Alphaville.
Est-il possible de tenir un discours contre
la technique au moyen d’un film ? Il semble que oui ; ou, au moins,
c’est ce que pense Godard si Alphaville
décrit : « Une société contrôlée par les ordinateurs, en guerre avec
les artistes, les penseurs et les amants », comme l’écrit Andrew Sarris sur la pochette du DVD de The
Criterion Collection. Personnellement j’ai de
gros doutes : le cinéma, un « art » où la technique est
maîtresse incontestée, ne peut critiquer la technique qu’en se taisant.
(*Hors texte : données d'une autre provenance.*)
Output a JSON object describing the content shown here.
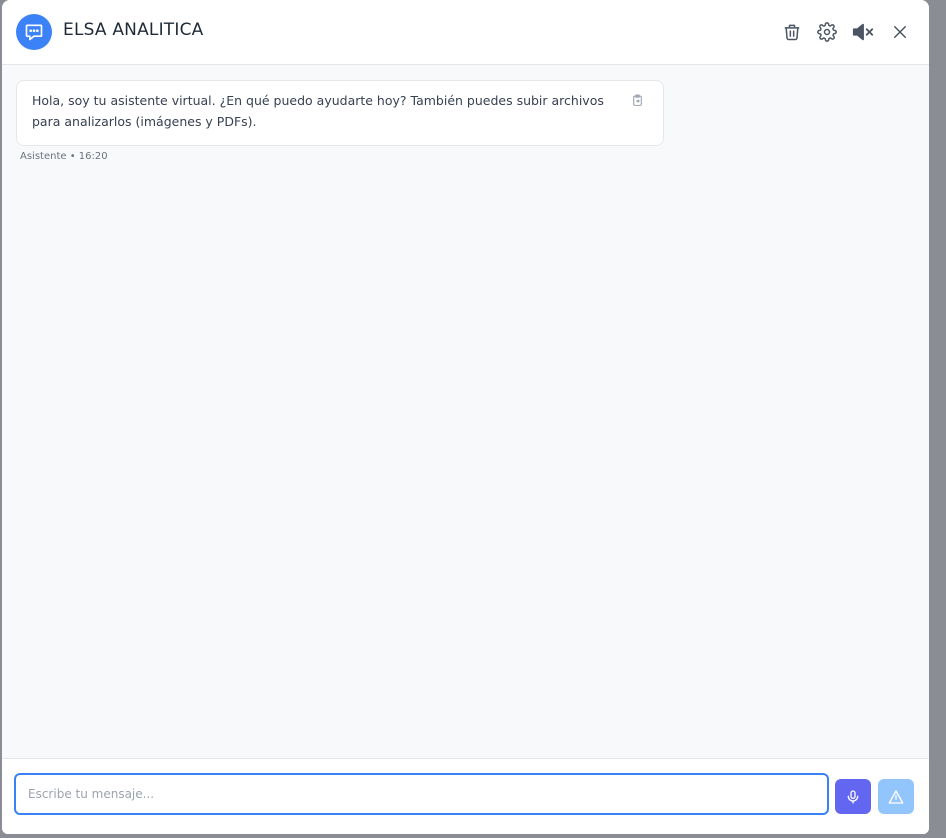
{
  "header": {
    "title": "ELSA ANALITICA",
    "icons": {
      "logo": "chat-bubble-icon",
      "delete": "trash-icon",
      "settings": "gear-icon",
      "sound": "speaker-muted-icon",
      "close": "close-icon"
    }
  },
  "messages": [
    {
      "text": "Hola, soy tu asistente virtual. ¿En qué puedo ayudarte hoy? También puedes subir archivos para analizarlos (imágenes y PDFs).",
      "meta": "Asistente • 16:20",
      "action_icon": "copy-icon"
    }
  ],
  "composer": {
    "placeholder": "Escribe tu mensaje...",
    "value": "",
    "mic_icon": "microphone-icon",
    "send_icon": "send-icon"
  },
  "colors": {
    "accent": "#3b82f6",
    "mic": "#6366f1",
    "send_disabled": "#93c5fd",
    "message_area": "#f8f9fb"
  }
}
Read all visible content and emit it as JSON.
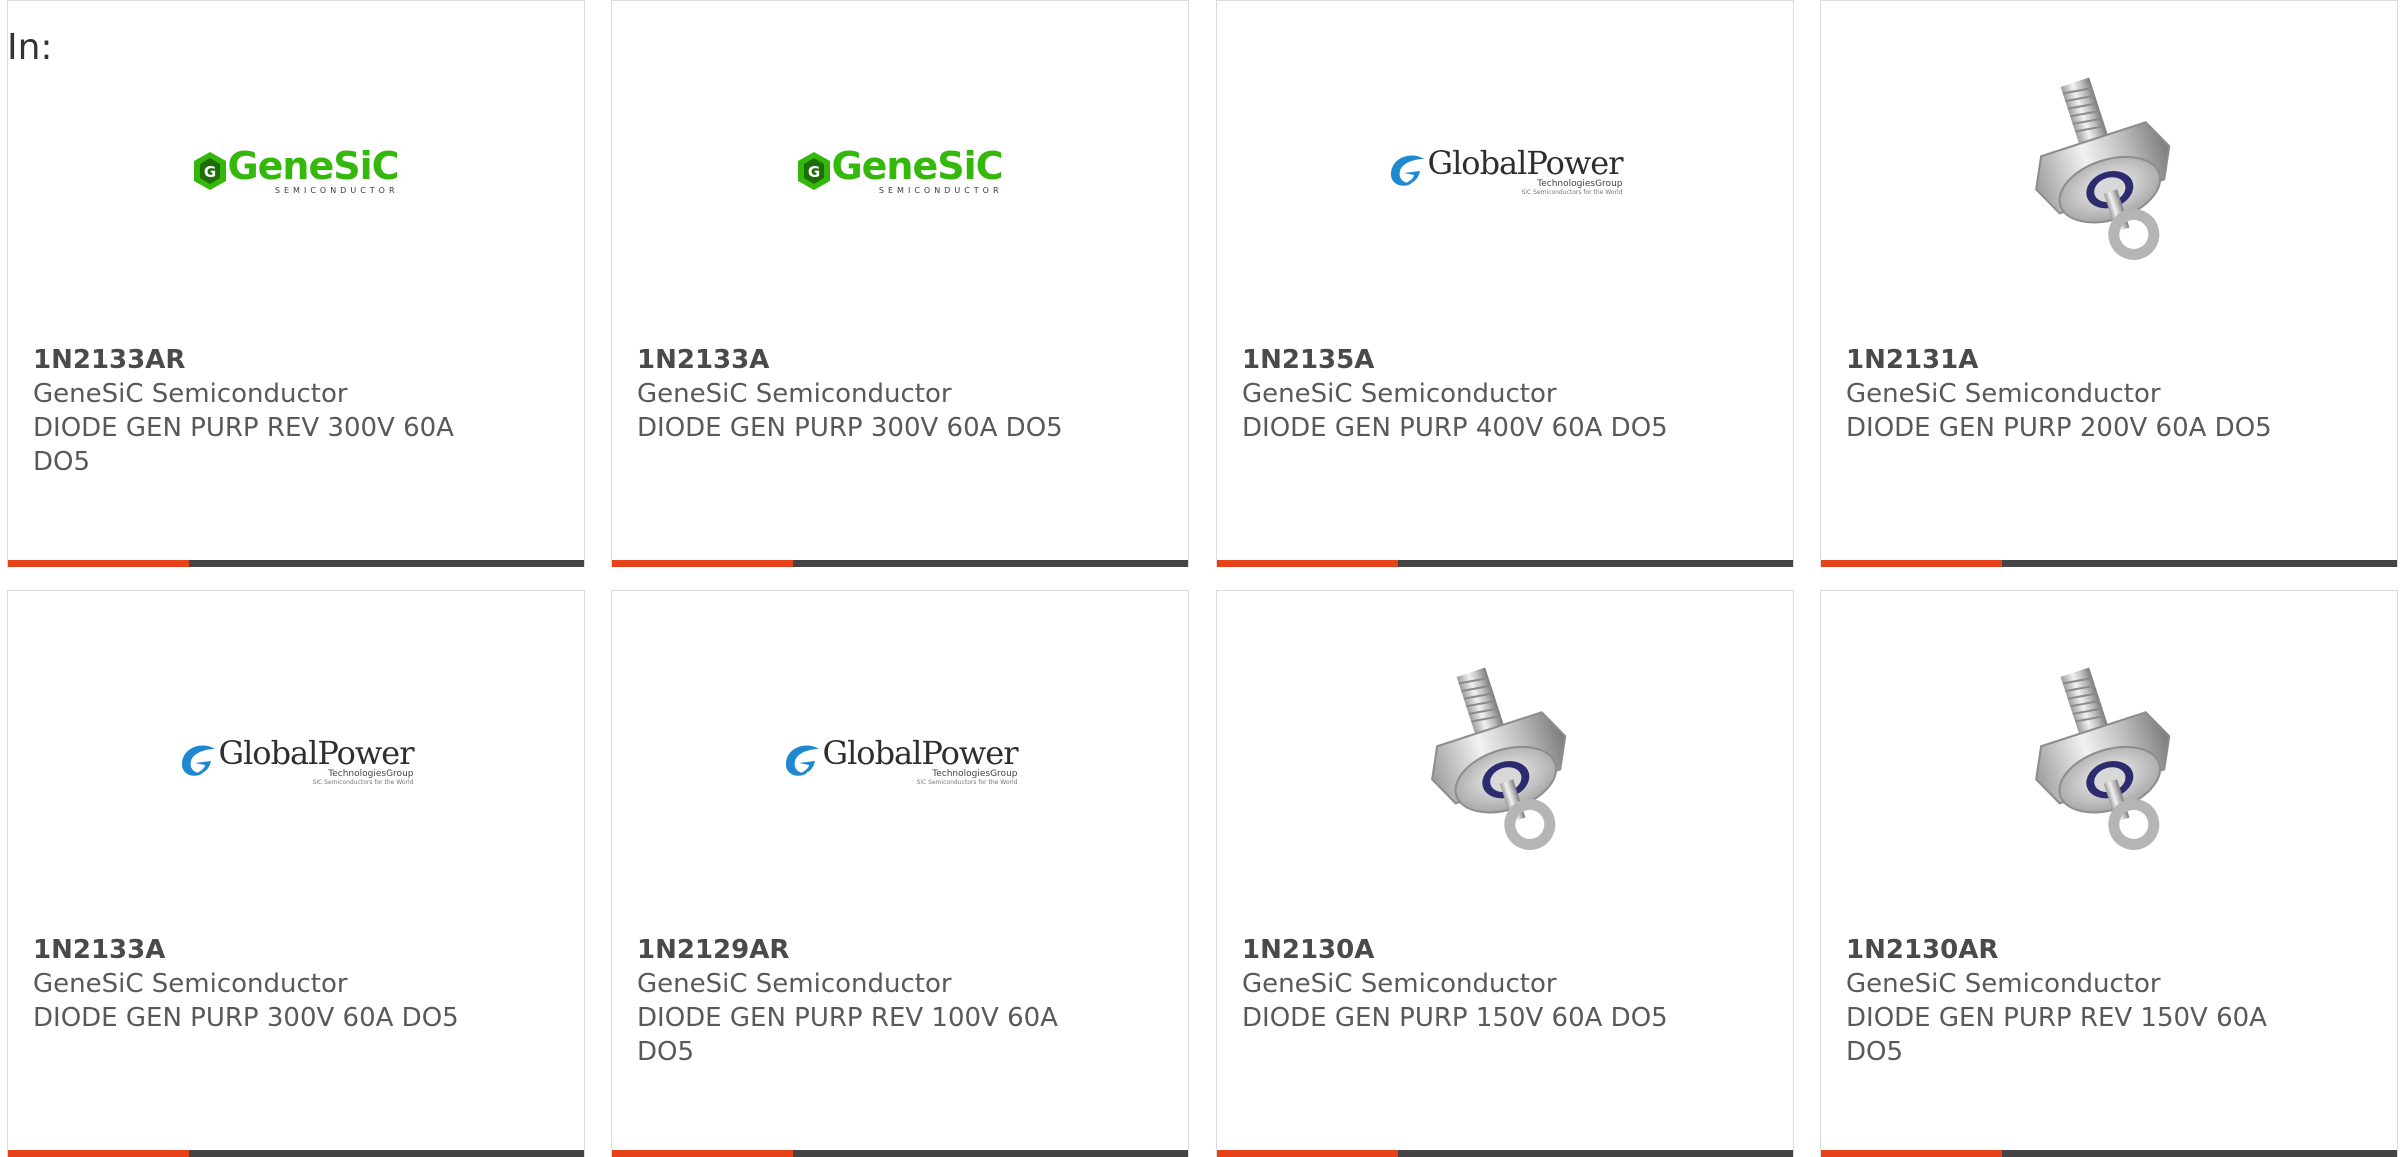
{
  "header": {
    "label": "In:"
  },
  "products": [
    {
      "part": "1N2133AR",
      "manufacturer": "GeneSiC Semiconductor",
      "description": "DIODE GEN PURP REV 300V 60A DO5",
      "image": "genesic-logo"
    },
    {
      "part": "1N2133A",
      "manufacturer": "GeneSiC Semiconductor",
      "description": "DIODE GEN PURP 300V 60A DO5",
      "image": "genesic-logo"
    },
    {
      "part": "1N2135A",
      "manufacturer": "GeneSiC Semiconductor",
      "description": "DIODE GEN PURP 400V 60A DO5",
      "image": "globalpower-logo"
    },
    {
      "part": "1N2131A",
      "manufacturer": "GeneSiC Semiconductor",
      "description": "DIODE GEN PURP 200V 60A DO5",
      "image": "diode-photo"
    },
    {
      "part": "1N2133A",
      "manufacturer": "GeneSiC Semiconductor",
      "description": "DIODE GEN PURP 300V 60A DO5",
      "image": "globalpower-logo"
    },
    {
      "part": "1N2129AR",
      "manufacturer": "GeneSiC Semiconductor",
      "description": "DIODE GEN PURP REV 100V 60A DO5",
      "image": "globalpower-logo"
    },
    {
      "part": "1N2130A",
      "manufacturer": "GeneSiC Semiconductor",
      "description": "DIODE GEN PURP 150V 60A DO5",
      "image": "diode-photo"
    },
    {
      "part": "1N2130AR",
      "manufacturer": "GeneSiC Semiconductor",
      "description": "DIODE GEN PURP REV 150V 60A DO5",
      "image": "diode-photo"
    }
  ],
  "logos": {
    "genesic": {
      "name": "GeneSiC",
      "sub": "SEMICONDUCTOR"
    },
    "globalpower": {
      "name": "GlobalPower",
      "sub": "TechnologiesGroup",
      "tagline": "SiC Semiconductors for the World"
    }
  },
  "colors": {
    "accent": "#e8421b",
    "bar": "#444444",
    "border": "#dcdcdc",
    "genesic_green": "#34b80c",
    "globalpower_blue": "#1e88d0"
  }
}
Un film
comme Alphaville se contredit à moins d’être
le testament d’un auteur : « Après cette critique, je ne veux plus
m’asservir à la technique et je ne ferai plus de films. » Mais dans le cas
de Godard, Alphaville est loin d’être son
dernier souffle : quarante ans après, à un âge où le regard n’a plus
besoin de lentilles pour observer le monde, il continue à filmer comme dans sa
lointaine jeunesse. Certes, ce n’est pas la première fois qu’un artiste crée
une œuvre où ce qu’il veut transmettre est sans importance par rapport à la
« beauté » ou à ce qu’il dit sans le savoir. Mais Alphaville
ne tombe pas dans cette catégorie non plus. C’est un concentré des défauts de
Godard, tous « ses petits jeux faciles », comme disent ses
détracteurs, sont trop évidents. Trop de concession au public, se prenant trop
au sérieux et complètement dépourvu d’ironie. C’est sans doute le propre du
cinéma d’auteur de faire des clins d’œil à ses fans et d’opposer, orgueilleux,
ses milices d’élite aux armées incultes du cinéma populaire, mais dans le cas
d’Alphaville, la milice d’élite doit se
contenter d’une solde de crève-faim.
Alphaville, si l’on est objectif, se réduit à une vision
du monde de vieil enfant grincheux ; à des discours à l’eau de rose sur
l’art, sur l’amour et sur la pensée ; à quelques belles photos ; et
au jeu charmant d’Anna Karina. Pour tenir le coup, le film aurait dû être muet,
être coupé d’une bonne heure, ne laissant que quelques images d’Anna Karina et
la scène que tous les cinéphiles connaissent, où le soubresaut de la voiture
est le seul indice de la tête écrasée.
Si on est magnanime et qu’on aime Godard,
comme je l’aime, Alphaville est un vaccin pour
étudiants en cinéma. Après l’avoir vu, à moins d’être un crétin de première, on
ne pourra plus tomber dans une telle facilité même si on a choisi comme slogan
la devise de l’afp[1] : « Jouissons et que les cons travaillent. »
[1] Il arrive que deux associations aient le même sigle, mais ce n’est pas le cas d’afp, car l’Association des Fils de Pute et l’Association des Fainéants Prétentieux sont la même association qui se présente avec un nom ou l’autre en fonction des circonstances, mais toujours avec le même sigle.